Columbia Grammar and Preparatory School

5 West 93rd Street



Enrollment: 1290 students

5.8:1 student to faculty ratio

Tuition: $39,990 - $41,940

Columbia Prep, the oldest non-sectarian private school in the United States, is known for its unique use of the board game chess. The game is introduced to kindergartners and, in first grade, the basic elements learned the previous year are expanded upon. Every school morning begins with Sunrise Chess where for one hour, students and parents "come on a voluntary basis for guided play and fun."

The Dwight School

291 Central Park West



Enrollment: 800 students

Tuition: $34,900 - $41,600

Dwight School is the only school in the city to offer the full International Baccalaureate Program, which is designed to address intellectual, social, emotional and physical development and well-being of students.
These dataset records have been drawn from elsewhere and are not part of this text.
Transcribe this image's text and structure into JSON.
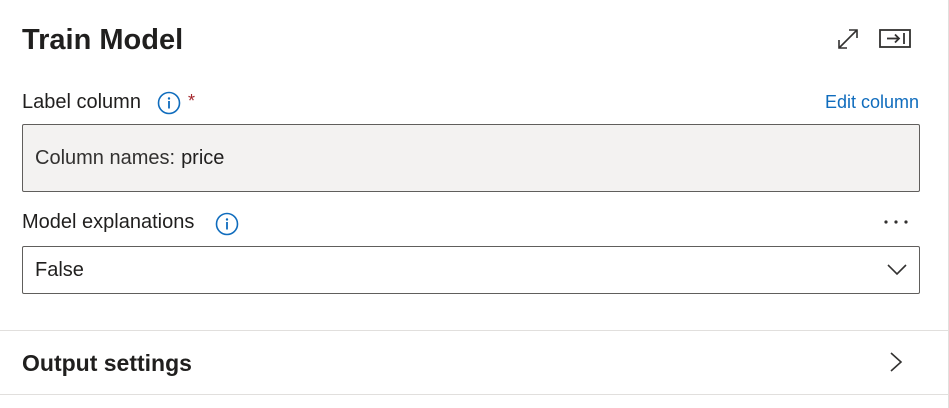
{
  "panel": {
    "title": "Train Model"
  },
  "label_column": {
    "label": "Label column",
    "required_marker": "*",
    "edit_link": "Edit column",
    "prefix": "Column names:",
    "value": "price"
  },
  "model_explanations": {
    "label": "Model explanations",
    "more_label": "···",
    "selected": "False"
  },
  "output_settings": {
    "label": "Output settings"
  },
  "colors": {
    "link": "#0f6cbd",
    "required": "#a4262c",
    "readonly_bg": "#f3f2f1"
  },
  "icons": [
    "expand-icon",
    "collapse-panel-icon",
    "info-icon",
    "more-icon",
    "chevron-down-icon",
    "chevron-right-icon"
  ]
}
It emphasizes breadth of knowledge and research and writing ability, critical thinking, and a model of creativity, action and service outside of the classroom.

The Mandell School

795 Columbus Avenue


K-8, expanding each year

Enrollment: 112 students

Mandell places emphasis on community outreach, being a part of the students' curriculum from Kindergarten to Eighth Grade. Each school year, students are required to select a community service project that they develop with the help of the Mandell teachers.

The Solomon Schechter School of Manhattan

805 Columbus Avenue



Enrollment: 140 students

As one of two Conservative Jewish schools in Manhattan, Solomon Schecter strives to combine general studies with an appreciation for Jewish culture and religion from learning Hebrew to participating daily in t'filah (prayer).

The Speyer Legacy School

15 West 86th Street


K- 8, 8th grade beginning Fall 2015

Enrollment: 244 students

Tuition: $36,500 - $38,000

Speyer Legacy is the city's only private school exclusively for "advanced learners," or academically gifted children. The school champions their student debate team and argues that teaching debate skills is an integral part of academic development.

St. Hilda & St. Hugh's School

619 West 114th Street



Enrollment: 378 Students

5:1 student to faculty ratio

Tuition: $29,175 - $40,500

St. Hilda & St. Hugh's School is known for their green activities. They are one of a limited number of schools with their own greenhouse, where students grow their own fruits and vegetables that are then used in cafeteria lunches and students are often taken on environmental field trips.

The Studio School

117 West 95th Street



Enrollment: 110 students

Tuition: $34,440 - $35, 960

The Studio School focuses on the process of learning as well as the concept and method of working with "the group" as a learning tool.

The Trevor Day School

1 West 88th Street


6-12 (N-5 is on East Side)

Enrollment: 436 students

Student-Faculty ratio 6:1

Tuition: $41,600

Trevor Day is known for its experiential learning education where students are encouraged to construct their own meanings as opposed to simple regurgitation. In the classroom, the students are in charge for the learning of the class with the teacher acting more like a facilitator to keep class structured.

Trinity School

139 West 91st Street



Enrollment: 986 students

6:1 student to faculty ratio

Tuition: $42,540 - $43,320

Founded in 1709, Trinity is known for being the fifth oldest school in the United States and the oldest continually operational school in the city. In addition, Trinity has a full Classics department, which is often recognized as the strongest in the nation.

York Preparatory School

40 West 68th Street



Enrollment: 350 students

7:1 student to faculty ratio

Tuition: $42,600 - $43,300

York Prep has no board of directors and accepts more than half of their applicants, which sets it apart from other private schools. They also boast a Beekeepers Society, where students help tend to hives on the rooftop of the school, learning environmental and biology lessons at the same time.